Johnny English Strikes Again Review: An okayish martini - shaken, stirred but stale
While Atkinson tries his best to elicit consistent laughter, the film only manages to bring out a wry smile at best
Spy thriller is a genre that has seen its highs and lows in every other cinema industry. Famous among them is the James Bond series that has not only spawned a long list of imitators but also has given birth to the spy parody genre, made famous by Mike Myers' Austin Powers franchise.
Another such act is Rowan Atkinson's Johnny English, and he returns after a seven-year exile with Johnny English Strikes Again, the third film in the franchise. This time, he has an actual Bond girl, Olga Kurylenko, by his side.
Director: David Kerr
Cast: Rowan Atkinson, Ben Miller, Olga Kurylenko, Jake Lacy, and Emma Thompson
A spy parody never quite has the most original of stories, and is more often a well-constructed series of gags that should ideally tickle the living daylights out of your funny bone. However, the laughs only come in spurts.

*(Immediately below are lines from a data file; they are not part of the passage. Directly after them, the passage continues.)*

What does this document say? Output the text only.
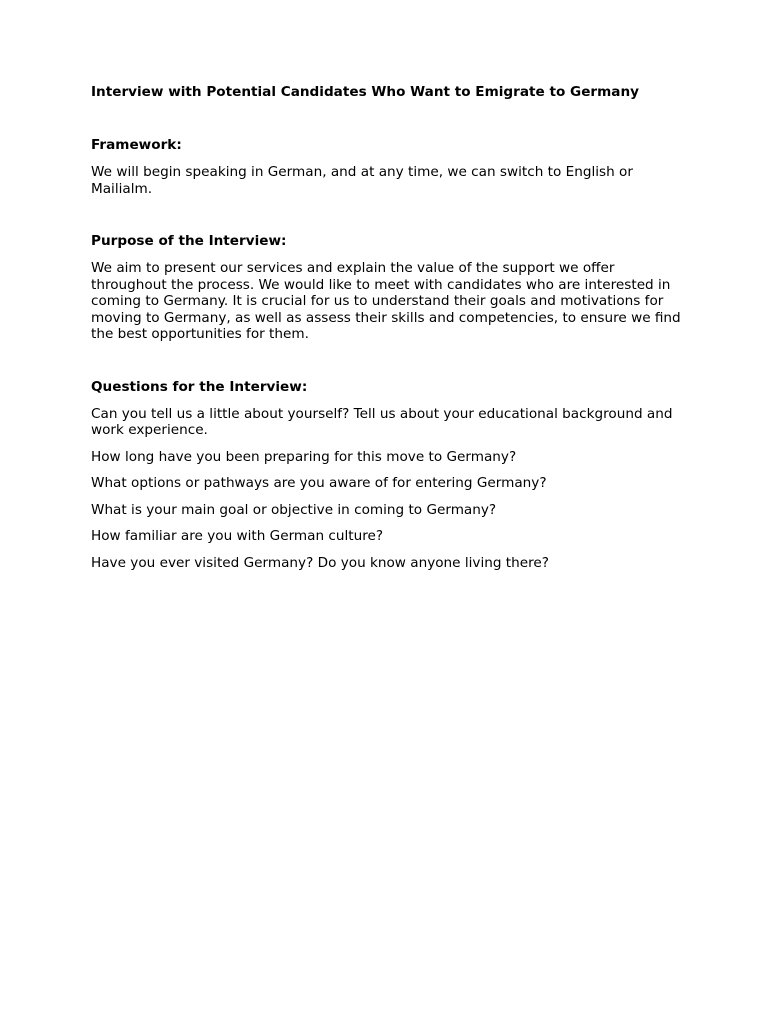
Interview with Potential Candidates Who Want to Emigrate to Germany
Framework:

We will begin speaking in German, and at any time, we can switch to English or Mailialm.

Purpose of the Interview:

We aim to present our services and explain the value of the support we offer throughout the process. We would like to meet with candidates who are interested in coming to Germany. It is crucial for us to understand their goals and motivations for moving to Germany, as well as assess their skills and competencies, to ensure we find the best opportunities for them.

Questions for the Interview:
Can you tell us a little about yourself? Tell us about your educational background and work experience.
How long have you been preparing for this move to Germany?
What options or pathways are you aware of for entering Germany?
What is your main goal or objective in coming to Germany?
How familiar are you with German culture?
Have you ever visited Germany? Do you know anyone living there?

When we first got acquainted with the extremely self-assured MI7 detective in 2003, he was a bumbling wreck who unfortunately thought highly of himself despite overwhelming evidence pointing at the opposite. It hasn't changed in the 2018 version where Atkinson plays English without missing a single beat.
But, there is a sense of deja vu and lazy writing when just like the earlier two films, English once again gets disgraced midway for almost the same reasons, and later gets motivated by either his partner or love interest and saves the day.
As always, English has a smarter sidekick, Angus Bough (an effective Ben Miller who returns to the franchise), whose unflinching admiration of his senior agent is reminiscent of the relationship shared by Steve Martin's Jacques Clouseau and Jean Reno's Gilbert Ponton, or closer home, Janagaraj and RS Shivaji in Aboorva Sagodharargal.
The film majorly banks on the funny gags that Atkinson has built a career on, with his act as Mr Bean. While the ones that work include English faking a French accent and later burning down a restaurant, and the spy's general isolation from technological advancements that gives rise to a couple of hilarious gags, including the scene-of-the-film where English meets Virtual Reality, most of the others fail to hit the sweet spot.
Since the gags don't work effectively, the focus moves to the writing by William Davies, which acts as a major dampener. For instance, if the first part is about how the lack of other agents forces the British Intelligence to avail the services of Johnny English, the third part doesn't think of any other way to do the same. Here, English and Bough join hands to bring down a technological wizard Jason Volta (read Elon Musk) who looks to take over the world by owning the internet and hence, the various countries. And somewhere in this David Kerr-directed film, there is Emma Thompson as the British Prime Minister and she has too much fun playing to the gallery despite no redeeming characteristic to her role.
While it is true that the Johnny English franchise was never about the intricate plot but about Atkinson's onscreen antics, it is only so far that acting can take you in the absence of an engaging plot.
Johnny English Strikes Again is the type of film that falls under the category of Sirippoli films in Tamil Cinema: It works as standalone funny scenes, but as a complete film, it isn't half as exciting as what it would have been on paper. While Atkinson tries his best to elicit never-ending laughs as Johnny English, the film only manages to bring out a wry smile at best.